Obesity, radiation, postoperative infection, and even genetic factors are considered significant risk factors for developing secondary lymphedema [5,10]. Therefore, we were concerned about the possible lymph node anatomy difference between individuals without lymphedema and patients with lymphedema and compared the anatomy of inguinal lymph nodes between the two groups. Park et al. [7] reported a high risk of cellulitis with lymphangitis in patients with lymphedema. This could explain the greater number of lymph nodes in patients with lymphedema. The higher prevalence of cellulitis has affected not only the extremity with lymphedema but also the patient’s entire lymphatic system, resulting in activated and enlarged lymph nodes. These lymph nodes may have been visualized better on CT images and thus counted more frequently. Bontumasi et al. [8] studied the mean number of groin lymph nodes as well as their size and shape. In a future study, we could also analyze the size and shape of lymph nodes and compare them between the patient and normal groups.

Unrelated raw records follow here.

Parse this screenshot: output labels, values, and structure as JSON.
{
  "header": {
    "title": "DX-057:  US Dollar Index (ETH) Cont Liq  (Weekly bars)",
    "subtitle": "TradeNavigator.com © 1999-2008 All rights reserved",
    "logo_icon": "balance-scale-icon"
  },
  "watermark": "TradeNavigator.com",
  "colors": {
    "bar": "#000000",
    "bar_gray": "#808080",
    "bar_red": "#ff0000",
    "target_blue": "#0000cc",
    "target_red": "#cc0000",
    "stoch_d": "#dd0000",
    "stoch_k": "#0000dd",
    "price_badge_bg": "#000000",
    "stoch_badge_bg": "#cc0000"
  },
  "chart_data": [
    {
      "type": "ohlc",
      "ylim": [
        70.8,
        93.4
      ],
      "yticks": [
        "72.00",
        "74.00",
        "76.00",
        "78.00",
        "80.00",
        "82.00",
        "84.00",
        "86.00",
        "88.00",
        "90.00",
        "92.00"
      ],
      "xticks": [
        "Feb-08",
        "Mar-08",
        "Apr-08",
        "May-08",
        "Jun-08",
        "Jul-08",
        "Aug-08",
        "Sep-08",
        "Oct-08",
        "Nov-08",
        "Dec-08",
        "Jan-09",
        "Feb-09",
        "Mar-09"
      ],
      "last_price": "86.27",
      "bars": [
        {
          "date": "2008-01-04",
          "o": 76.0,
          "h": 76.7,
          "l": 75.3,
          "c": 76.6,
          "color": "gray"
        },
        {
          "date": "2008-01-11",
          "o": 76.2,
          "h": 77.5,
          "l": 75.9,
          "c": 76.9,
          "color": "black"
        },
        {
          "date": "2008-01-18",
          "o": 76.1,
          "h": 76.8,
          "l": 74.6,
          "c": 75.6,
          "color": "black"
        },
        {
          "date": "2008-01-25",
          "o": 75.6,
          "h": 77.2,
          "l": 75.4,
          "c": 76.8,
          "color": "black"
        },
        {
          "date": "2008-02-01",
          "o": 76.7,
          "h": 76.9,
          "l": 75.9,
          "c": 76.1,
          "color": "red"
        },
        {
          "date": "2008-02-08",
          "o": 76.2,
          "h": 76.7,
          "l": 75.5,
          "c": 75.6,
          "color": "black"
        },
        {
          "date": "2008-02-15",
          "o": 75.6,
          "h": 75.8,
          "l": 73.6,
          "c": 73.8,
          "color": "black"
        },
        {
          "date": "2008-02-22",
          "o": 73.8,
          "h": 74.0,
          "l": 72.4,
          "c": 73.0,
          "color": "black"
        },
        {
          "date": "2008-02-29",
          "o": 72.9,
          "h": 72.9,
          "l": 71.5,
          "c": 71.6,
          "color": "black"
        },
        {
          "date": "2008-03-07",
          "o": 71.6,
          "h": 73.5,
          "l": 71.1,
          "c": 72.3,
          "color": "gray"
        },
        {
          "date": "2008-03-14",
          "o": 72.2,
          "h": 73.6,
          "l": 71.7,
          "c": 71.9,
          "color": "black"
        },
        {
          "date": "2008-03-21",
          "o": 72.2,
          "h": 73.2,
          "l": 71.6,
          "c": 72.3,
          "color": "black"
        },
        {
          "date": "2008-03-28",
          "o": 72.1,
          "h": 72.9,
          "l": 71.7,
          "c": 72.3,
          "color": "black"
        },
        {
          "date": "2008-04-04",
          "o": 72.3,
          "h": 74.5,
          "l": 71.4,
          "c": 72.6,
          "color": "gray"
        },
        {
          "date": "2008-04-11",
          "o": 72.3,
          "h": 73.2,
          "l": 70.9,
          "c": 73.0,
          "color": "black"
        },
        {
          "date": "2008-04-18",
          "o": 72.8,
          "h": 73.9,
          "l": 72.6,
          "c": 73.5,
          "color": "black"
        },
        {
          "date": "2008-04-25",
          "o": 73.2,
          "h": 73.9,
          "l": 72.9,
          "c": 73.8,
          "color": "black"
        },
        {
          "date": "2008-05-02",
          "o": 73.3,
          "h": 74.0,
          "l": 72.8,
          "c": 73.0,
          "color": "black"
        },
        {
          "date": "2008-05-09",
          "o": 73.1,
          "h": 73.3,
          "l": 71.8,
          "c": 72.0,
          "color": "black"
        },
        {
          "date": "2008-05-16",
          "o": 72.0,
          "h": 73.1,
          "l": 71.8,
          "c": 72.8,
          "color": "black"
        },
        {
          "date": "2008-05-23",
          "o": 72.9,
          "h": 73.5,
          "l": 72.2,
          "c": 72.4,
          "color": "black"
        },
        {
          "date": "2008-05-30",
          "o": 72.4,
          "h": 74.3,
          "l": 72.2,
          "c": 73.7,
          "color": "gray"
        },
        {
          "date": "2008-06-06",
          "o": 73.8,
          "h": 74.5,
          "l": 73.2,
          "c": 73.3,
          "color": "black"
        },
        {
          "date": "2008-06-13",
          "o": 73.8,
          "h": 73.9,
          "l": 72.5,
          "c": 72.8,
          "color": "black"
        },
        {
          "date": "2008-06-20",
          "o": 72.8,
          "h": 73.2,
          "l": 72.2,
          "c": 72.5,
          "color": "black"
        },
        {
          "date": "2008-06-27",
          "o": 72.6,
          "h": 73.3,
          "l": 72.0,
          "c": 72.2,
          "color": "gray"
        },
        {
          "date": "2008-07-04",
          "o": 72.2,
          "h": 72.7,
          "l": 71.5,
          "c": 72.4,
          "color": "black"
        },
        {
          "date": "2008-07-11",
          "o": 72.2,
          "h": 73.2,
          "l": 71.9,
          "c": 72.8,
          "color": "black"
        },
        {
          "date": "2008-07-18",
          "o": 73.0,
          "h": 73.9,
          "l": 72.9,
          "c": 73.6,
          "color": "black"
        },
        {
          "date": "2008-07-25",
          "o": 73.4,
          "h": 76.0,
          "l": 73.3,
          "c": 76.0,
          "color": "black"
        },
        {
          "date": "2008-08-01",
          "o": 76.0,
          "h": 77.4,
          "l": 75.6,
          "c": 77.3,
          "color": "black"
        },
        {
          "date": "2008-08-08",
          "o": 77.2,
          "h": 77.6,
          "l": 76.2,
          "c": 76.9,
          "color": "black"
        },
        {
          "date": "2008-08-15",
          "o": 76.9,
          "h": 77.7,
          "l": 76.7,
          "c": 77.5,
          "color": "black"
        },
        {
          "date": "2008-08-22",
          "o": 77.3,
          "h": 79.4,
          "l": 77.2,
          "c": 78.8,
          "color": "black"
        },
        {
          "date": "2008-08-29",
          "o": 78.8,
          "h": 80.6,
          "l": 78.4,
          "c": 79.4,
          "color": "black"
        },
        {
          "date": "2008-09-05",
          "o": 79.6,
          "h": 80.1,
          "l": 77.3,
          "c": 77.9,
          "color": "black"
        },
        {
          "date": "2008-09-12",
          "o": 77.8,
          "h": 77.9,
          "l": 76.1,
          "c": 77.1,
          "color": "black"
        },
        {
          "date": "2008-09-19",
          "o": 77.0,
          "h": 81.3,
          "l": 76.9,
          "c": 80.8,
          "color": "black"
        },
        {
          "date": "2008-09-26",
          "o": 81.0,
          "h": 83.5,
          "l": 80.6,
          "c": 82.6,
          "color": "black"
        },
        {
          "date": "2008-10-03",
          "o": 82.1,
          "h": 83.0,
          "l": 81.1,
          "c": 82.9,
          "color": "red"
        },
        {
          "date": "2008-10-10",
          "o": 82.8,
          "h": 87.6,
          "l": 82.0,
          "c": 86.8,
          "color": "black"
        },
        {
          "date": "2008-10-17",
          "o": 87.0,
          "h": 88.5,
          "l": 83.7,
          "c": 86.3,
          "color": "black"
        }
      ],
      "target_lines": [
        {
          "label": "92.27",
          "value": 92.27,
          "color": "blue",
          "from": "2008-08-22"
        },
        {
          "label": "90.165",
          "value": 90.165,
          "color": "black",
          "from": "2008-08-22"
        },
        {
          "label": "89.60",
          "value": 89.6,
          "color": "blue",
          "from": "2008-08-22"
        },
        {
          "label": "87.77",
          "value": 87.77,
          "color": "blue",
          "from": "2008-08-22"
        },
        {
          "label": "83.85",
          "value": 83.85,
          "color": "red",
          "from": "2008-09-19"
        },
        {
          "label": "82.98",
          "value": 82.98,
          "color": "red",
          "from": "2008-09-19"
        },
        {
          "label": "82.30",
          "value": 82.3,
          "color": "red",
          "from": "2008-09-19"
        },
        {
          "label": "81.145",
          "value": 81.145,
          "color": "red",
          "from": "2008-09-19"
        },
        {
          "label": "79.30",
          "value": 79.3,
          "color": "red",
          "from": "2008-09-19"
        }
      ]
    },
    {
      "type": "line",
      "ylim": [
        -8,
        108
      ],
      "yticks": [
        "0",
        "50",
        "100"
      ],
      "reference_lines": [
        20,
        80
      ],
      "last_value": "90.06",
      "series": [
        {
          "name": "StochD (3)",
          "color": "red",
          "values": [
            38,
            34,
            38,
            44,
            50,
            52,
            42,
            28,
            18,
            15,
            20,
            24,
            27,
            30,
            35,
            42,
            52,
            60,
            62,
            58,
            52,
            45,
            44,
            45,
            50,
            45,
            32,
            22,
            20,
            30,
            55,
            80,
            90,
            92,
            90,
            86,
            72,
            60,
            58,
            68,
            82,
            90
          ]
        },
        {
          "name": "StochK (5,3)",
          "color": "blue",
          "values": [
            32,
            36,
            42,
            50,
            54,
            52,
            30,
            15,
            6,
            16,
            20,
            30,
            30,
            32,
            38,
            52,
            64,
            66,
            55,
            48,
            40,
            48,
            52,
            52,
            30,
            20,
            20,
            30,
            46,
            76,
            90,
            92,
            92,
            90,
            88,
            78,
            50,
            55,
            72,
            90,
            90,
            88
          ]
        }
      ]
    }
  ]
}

This study has several limitations. First, the sample size was small. The results could be different if more patients were studied. Second, most of the patients had breast cancer surgery at other hospitals, and we could not obtain detailed information about the patients’ preoperative conditions or the type of breast surgery they had undergone.
There was no significant difference in the distribution of lymph nodes between the two groups, as evaluated by distance and percentage factors. There was a considerable difference in the number of lymph nodes between the two groups (p<0.05). We only could be less concerned about SILN insufficiency when progressing to VGLNT. However, since the detailed knowledge of the functional mechanisms of VGLNT is unknown, it is difficult to conclude the difference in the number of lymph nodes could have a clinical impact. In addition, we can use knowledge from previous anatomic studies, regardless of whether the target group is a patient or a normal group [3,5,8]. Detailed anatomical knowledge on SILN is critical for VGLNT to capture vascularized lymph nodes as well as avoid lymph nodes draining the lower extremity which may cause iatrogenic lymphedema. Current study demonstrated that contrast-enhanced pelvic CT can achieve the detailed image of SILN. Also, CT is an easily accessible and cost-effective method that can be conducted on most patients for personalized SILN anatomy. With the detailed and personalized SILN of the patient, the surgeon will be able to capture vascularized lymph nodes as well as avoid lymph nodes draining the lower extremity.
We could ascertain the detailed anatomy of SILN using CT; hence, we recommend the examination during the preoperative preparation for VGLNT. This study revealed a significant difference in the number of LNs, but no significant difference in the distribution of LNs between the normal and patient groups.